Auch die Informationen, die die Kunden sich selbst erarbeiten können, sind online sehr viel umfangreicher. Das kann Fluch, aber auch Segen sein. Gar keine Frage. Doch viele wissen die Transparenz und Vergleichbarkeit zu schätzen.

Bliebe die Frage: Was hat das mit der Vergangenheit zu tun?

Es ist sehr einfach:

Aaron Montgomery Ward, der als Erfinder des Mailorder-Versands (und damit Fernabsatz und dem Vorläufer des Kataloghandels und E-Commerce) gilt, hat genau die oben beschrieben Kundenbedürfnisse erkannt und ein vollkommen neues Geschäftsmodell daraus entwickelt. Als Handelsreisender hörte er in den abgelegenen, ländlichen Gegenden in den USA immer wieder: Wir haben keine Gelegenheit bestimmt Dinge zu kaufen (weil Wege viel zu lang waren) und du kommst viel zu selten, um uns die Waren zu bringen. Also brachte er sie auf dem Postweg zu den Menschen.

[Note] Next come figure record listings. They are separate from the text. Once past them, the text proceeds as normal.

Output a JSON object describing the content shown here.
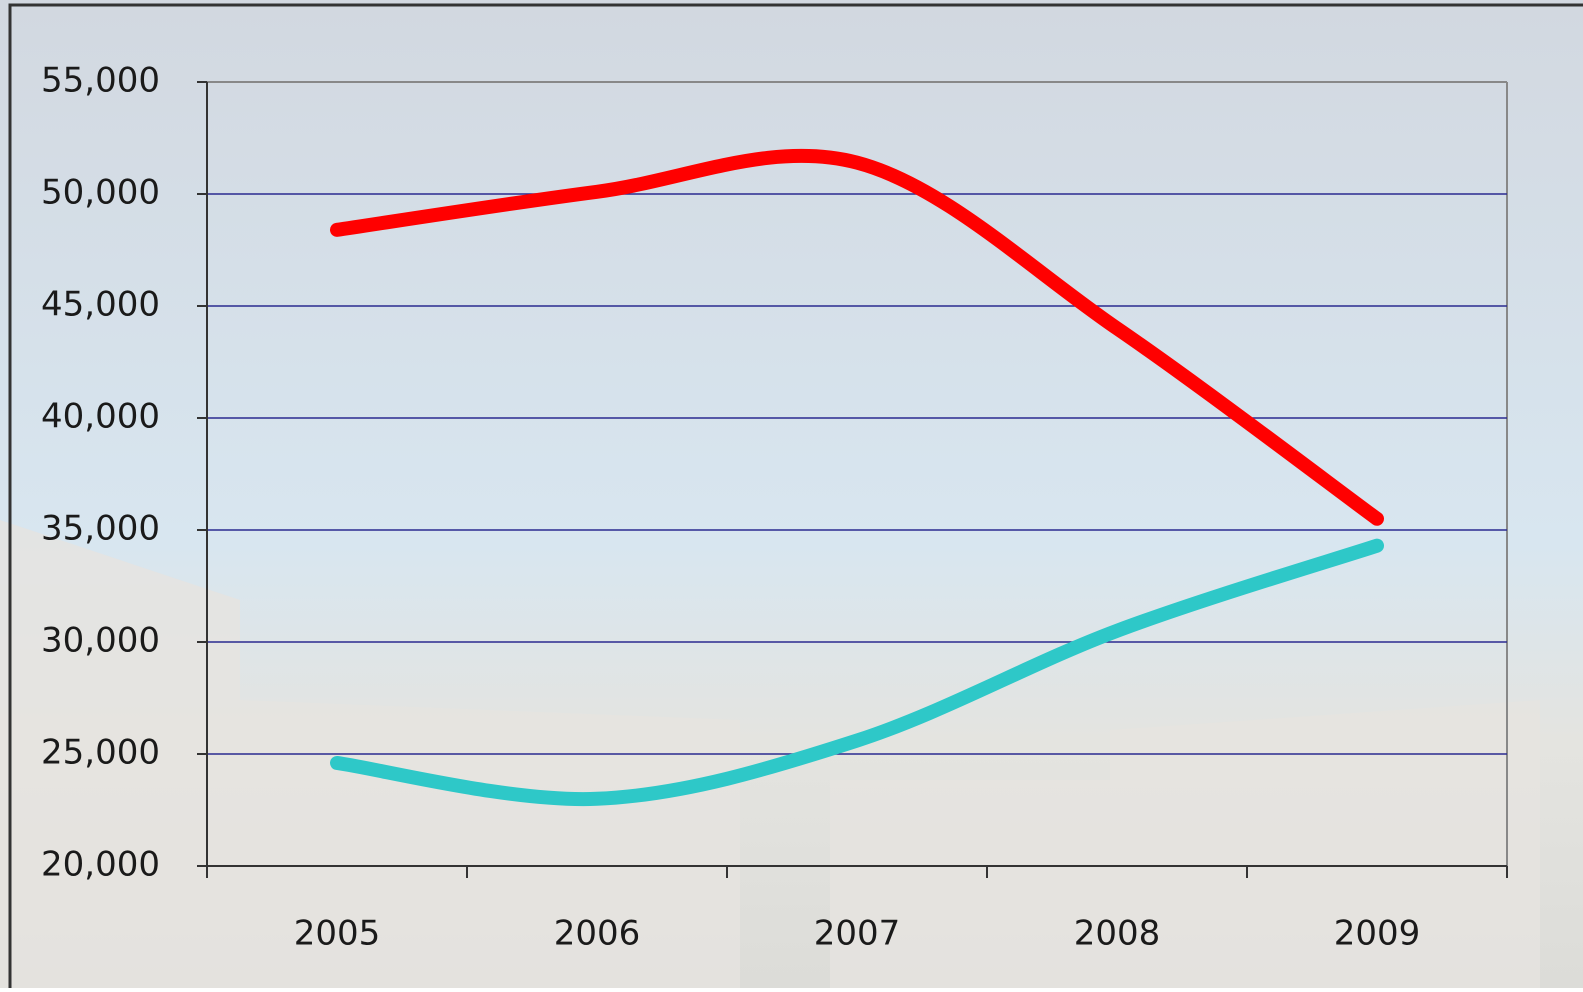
{
  "chart_data": {
    "type": "line",
    "categories": [
      "2005",
      "2006",
      "2007",
      "2008",
      "2009"
    ],
    "series": [
      {
        "color": "#ff0000",
        "values": [
          48400,
          50100,
          51400,
          44000,
          35500
        ]
      },
      {
        "color": "#2ec8c8",
        "values": [
          24600,
          23000,
          25600,
          30500,
          34300
        ]
      }
    ],
    "ylim": [
      20000,
      55000
    ],
    "yticks": [
      {
        "value": 20000,
        "label": "20,000"
      },
      {
        "value": 25000,
        "label": "25,000"
      },
      {
        "value": 30000,
        "label": "30,000"
      },
      {
        "value": 35000,
        "label": "35,000"
      },
      {
        "value": 40000,
        "label": "40,000"
      },
      {
        "value": 45000,
        "label": "45,000"
      },
      {
        "value": 50000,
        "label": "50,000"
      },
      {
        "value": 55000,
        "label": "55,000"
      }
    ],
    "grid": true,
    "smooth": true
  }
}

Die Gründe für das Onlineshopping unterscheiden sich nur sehr unwesentlich von denen, die Ward 1872 in seine Geschäftsidee einfließen ließ. Ja. Achtzehnhundertzweiundsiebzig.

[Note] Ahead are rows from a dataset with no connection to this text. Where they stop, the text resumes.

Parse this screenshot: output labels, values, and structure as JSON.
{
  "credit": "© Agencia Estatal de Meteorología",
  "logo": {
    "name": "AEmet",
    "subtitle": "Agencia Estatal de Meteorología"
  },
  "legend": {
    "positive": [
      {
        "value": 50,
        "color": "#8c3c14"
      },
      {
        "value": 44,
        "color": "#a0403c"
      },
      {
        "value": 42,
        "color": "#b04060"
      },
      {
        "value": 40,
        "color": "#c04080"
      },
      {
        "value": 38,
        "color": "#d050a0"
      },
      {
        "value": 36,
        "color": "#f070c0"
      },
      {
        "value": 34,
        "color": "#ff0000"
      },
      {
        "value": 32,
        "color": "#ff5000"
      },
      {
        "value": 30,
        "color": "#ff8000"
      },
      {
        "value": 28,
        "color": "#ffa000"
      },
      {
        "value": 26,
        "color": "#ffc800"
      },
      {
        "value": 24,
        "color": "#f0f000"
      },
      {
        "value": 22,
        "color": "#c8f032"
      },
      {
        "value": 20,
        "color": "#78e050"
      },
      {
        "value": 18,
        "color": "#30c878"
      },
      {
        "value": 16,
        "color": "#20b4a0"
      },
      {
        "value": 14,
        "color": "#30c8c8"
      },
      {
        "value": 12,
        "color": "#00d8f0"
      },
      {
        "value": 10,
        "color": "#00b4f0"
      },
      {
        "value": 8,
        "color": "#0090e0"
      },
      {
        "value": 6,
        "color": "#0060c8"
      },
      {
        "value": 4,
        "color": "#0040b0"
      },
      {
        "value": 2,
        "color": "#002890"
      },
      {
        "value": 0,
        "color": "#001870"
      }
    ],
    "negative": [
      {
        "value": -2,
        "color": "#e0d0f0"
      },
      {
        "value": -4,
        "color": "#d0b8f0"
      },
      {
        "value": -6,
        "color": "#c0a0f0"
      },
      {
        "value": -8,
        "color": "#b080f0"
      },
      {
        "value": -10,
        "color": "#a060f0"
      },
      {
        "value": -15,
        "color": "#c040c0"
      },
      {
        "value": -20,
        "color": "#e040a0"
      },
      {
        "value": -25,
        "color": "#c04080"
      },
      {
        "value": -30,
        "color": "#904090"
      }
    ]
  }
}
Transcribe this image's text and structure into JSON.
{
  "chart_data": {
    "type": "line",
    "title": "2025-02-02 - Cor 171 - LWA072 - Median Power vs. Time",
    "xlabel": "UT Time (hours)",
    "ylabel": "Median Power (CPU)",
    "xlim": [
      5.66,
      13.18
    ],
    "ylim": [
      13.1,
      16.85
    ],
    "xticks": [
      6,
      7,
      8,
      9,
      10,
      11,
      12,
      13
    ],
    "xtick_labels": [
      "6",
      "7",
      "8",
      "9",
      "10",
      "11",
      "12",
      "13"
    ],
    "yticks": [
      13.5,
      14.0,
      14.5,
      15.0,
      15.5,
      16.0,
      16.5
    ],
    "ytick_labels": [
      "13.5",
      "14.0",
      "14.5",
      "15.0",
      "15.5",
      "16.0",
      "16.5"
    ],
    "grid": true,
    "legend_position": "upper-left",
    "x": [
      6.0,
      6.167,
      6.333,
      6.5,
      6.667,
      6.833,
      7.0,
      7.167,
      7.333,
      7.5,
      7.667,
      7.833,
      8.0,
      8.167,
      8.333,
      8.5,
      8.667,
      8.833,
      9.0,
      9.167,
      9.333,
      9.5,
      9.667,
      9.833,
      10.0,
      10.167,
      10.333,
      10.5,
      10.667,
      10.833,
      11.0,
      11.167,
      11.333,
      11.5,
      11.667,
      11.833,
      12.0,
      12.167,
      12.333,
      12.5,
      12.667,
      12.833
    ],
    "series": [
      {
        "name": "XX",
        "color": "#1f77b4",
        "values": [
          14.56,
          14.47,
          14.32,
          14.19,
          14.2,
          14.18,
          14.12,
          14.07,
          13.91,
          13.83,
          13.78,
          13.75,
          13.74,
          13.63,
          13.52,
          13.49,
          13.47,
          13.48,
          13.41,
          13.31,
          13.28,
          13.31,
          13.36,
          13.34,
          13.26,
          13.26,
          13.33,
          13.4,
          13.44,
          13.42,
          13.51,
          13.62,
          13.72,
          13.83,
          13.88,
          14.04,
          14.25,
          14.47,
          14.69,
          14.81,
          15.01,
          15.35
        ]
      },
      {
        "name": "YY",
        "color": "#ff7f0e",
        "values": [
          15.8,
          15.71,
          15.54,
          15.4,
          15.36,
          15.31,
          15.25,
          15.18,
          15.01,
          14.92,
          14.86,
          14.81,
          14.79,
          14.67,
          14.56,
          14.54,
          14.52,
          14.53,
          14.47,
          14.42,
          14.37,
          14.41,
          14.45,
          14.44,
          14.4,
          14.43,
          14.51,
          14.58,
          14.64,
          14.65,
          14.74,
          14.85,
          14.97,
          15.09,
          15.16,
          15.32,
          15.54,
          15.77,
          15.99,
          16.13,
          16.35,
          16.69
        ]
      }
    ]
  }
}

Die Geschichte des Handels zeigt: Diejenigen, die Kundenbedürfnisse erkennen und bedienen, sind diejenigen, die Erfolg haben. Wer sich auf „guten Produkten“ oder „Tradition“ ausruht, verliert. Fragt mal die Investoren, die den Zappos-Gründern sagten, dass sie ihnen kein Geld geben, weil „niemand Schuhe kaufen wird, die er vorher nicht anprobiert hat“, was die dazu meinen. Es ist natürlich ein verständlicher Impuls, eine solche Aussage zu treffen, denn ja – Schuhe muss man eben auch anprobieren. Aber: Hätte man mal nach Deutschland ins Jahr 1950 geblickt, hätte man ein kleines, feines Handelsunternehmen sehen können, das seinen ersten Katalog unter die Menschen brachte. In der gigantischen Auflage von 300 Stück brachte OTTO seinen ersten Katalog auf den Markt. Und was wurde darin präsentiert? Schuhe. Schuhe, die niemand „vorher anprobieren konnte“ waren der erste Schritt dazu, ein mächtiger Konzern und heute auch Big Player im E-Commerce zu werden.

Solche Geschichten gibt es zu Hauf (ein paar mehr stehen übrigens im Buch 😊).

Es ist also dumm und fahrlässig, immer nur den neusten Trend hinterher zu hecheln. Manchmal lohnt sich das innehalten und die Rückschau: Was wollen die Menschen? Was hat früher schon funktioniert.

Oder glaubt wirklich jemand, die Supermarktketten hätten sich ihre Lieferdienste für den Wocheneinkauf bei Start-ups abgeschaut? Meine Oma hat schon in den 70er beim lokalen Supermarkt Bestellungen aufgegeben und sie nach Feierabend heimgebracht bekommen…

Nadine Huss

Nadine ist die Autorin des Buchs "E-Commerce-Manager*in", Dozentin und Beraterin.